Est. Reading Time: 2 minutes

By: Zara Lewis

Dear Student Debt,

The majority of us are dreading the time when we have to begin to start paying you off. For me, my student debt is just an imaginary number, stored away on computers that I don’t want to have access to, and that I do not want to know the balance of. I’m sure you can relate when I say that paying off that dreaded debt is the last thing I’m looking forward to when I finally manage to secure a job.
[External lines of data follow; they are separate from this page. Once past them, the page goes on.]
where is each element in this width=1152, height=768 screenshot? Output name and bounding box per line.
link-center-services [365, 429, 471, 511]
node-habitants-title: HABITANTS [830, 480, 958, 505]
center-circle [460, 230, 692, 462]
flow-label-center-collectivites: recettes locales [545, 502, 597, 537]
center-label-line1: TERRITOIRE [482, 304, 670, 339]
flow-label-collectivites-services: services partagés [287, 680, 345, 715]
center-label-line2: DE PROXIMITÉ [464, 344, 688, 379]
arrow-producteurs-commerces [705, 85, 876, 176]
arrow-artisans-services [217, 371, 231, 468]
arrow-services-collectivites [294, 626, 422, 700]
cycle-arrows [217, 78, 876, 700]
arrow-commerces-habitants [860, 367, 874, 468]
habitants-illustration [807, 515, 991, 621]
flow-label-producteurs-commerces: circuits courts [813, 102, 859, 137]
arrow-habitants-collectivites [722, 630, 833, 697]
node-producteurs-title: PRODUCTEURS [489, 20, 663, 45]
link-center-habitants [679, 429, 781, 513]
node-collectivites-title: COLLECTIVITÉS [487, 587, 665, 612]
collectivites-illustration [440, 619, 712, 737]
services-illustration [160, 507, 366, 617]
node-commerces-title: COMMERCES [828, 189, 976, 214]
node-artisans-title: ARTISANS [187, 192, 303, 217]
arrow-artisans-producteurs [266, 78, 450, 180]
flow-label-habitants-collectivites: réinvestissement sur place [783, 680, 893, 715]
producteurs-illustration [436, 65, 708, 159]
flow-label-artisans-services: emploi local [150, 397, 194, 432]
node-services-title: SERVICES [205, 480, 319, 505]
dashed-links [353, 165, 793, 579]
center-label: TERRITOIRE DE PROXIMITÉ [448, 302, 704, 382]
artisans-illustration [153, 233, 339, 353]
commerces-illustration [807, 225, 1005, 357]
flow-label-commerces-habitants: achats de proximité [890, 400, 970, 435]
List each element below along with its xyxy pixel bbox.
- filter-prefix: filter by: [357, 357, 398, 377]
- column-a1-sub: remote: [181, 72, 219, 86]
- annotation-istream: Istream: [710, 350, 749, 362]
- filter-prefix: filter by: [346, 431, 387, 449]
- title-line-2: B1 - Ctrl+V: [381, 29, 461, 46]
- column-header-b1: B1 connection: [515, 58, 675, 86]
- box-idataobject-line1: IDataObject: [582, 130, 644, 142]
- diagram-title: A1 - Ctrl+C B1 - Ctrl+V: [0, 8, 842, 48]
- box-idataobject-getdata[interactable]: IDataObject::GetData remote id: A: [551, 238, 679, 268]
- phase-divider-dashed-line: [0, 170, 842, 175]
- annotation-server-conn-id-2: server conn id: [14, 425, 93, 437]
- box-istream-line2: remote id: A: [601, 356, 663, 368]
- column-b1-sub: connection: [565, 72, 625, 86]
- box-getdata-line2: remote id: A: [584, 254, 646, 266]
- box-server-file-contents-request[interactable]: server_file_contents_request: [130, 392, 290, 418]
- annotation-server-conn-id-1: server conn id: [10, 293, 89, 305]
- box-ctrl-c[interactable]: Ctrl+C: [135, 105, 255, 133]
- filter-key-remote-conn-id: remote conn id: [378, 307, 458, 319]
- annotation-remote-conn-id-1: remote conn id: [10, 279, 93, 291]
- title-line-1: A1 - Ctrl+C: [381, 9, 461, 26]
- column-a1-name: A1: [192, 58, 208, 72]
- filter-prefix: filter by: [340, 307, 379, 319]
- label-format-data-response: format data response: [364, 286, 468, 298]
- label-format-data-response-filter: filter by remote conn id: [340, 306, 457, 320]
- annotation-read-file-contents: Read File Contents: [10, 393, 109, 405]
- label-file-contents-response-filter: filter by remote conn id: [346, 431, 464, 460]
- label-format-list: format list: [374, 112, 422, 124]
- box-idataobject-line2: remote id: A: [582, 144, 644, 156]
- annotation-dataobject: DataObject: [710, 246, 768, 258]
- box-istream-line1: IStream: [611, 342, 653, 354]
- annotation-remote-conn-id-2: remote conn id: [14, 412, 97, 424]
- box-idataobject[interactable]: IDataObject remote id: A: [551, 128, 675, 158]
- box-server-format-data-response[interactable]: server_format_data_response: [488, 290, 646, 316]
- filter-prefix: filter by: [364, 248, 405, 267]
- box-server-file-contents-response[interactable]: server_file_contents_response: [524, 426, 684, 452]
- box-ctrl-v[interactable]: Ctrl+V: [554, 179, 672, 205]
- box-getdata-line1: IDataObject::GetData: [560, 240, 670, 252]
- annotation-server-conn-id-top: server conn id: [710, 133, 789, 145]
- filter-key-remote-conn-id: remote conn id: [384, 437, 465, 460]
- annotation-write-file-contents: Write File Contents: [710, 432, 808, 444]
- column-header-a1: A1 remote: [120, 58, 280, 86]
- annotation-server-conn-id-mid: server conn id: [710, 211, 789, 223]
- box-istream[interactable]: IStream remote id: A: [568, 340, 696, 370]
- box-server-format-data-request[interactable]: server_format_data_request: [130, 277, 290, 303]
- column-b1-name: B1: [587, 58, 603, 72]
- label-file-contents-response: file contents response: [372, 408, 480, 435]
In the meantime, living in student debt is a life where every dollar counts. It is a joyous moment when that extra tooney is found at the bottom of your bag and you can afford to buy a Tim’s coffee to accompany an exciting breakfast of dry toast. Ok, so I might be painting the student debt picture a little too grim, there are some perks of living in ignorance on behalf of the bank’s generosity. But all in all, at the end of the day, it boils down to the simple question: how well can you stretch your budget? Whenever there is the latest offer at Metro where pasta is only 88 cents for a pack, do you and your friends hurry on down to get every last pasta shell to stock the cupboards with? Or, when toilet paper goes on sale, do you stock up to your hearts content as if you were never going to leave the toilet for the rest of your life? Yes, it is these very tactics that we poor students have to embrace in order to make our way in the world of student debt.

But instead of ending this rant on a depressing note about student debt, I think that the one thing living in student debt will teach all of us students is how to make a lot out of something little. For example, those nights that we don’t remember anything except going out with fifteen dollars and having the best night of our lives - who knew it was even possible? So yes, living in student debt is certainly not ideal, but we might as well work at having a laugh and taking advantage of the sales of Metro whilst we’re poor, in debt and, most of all, young.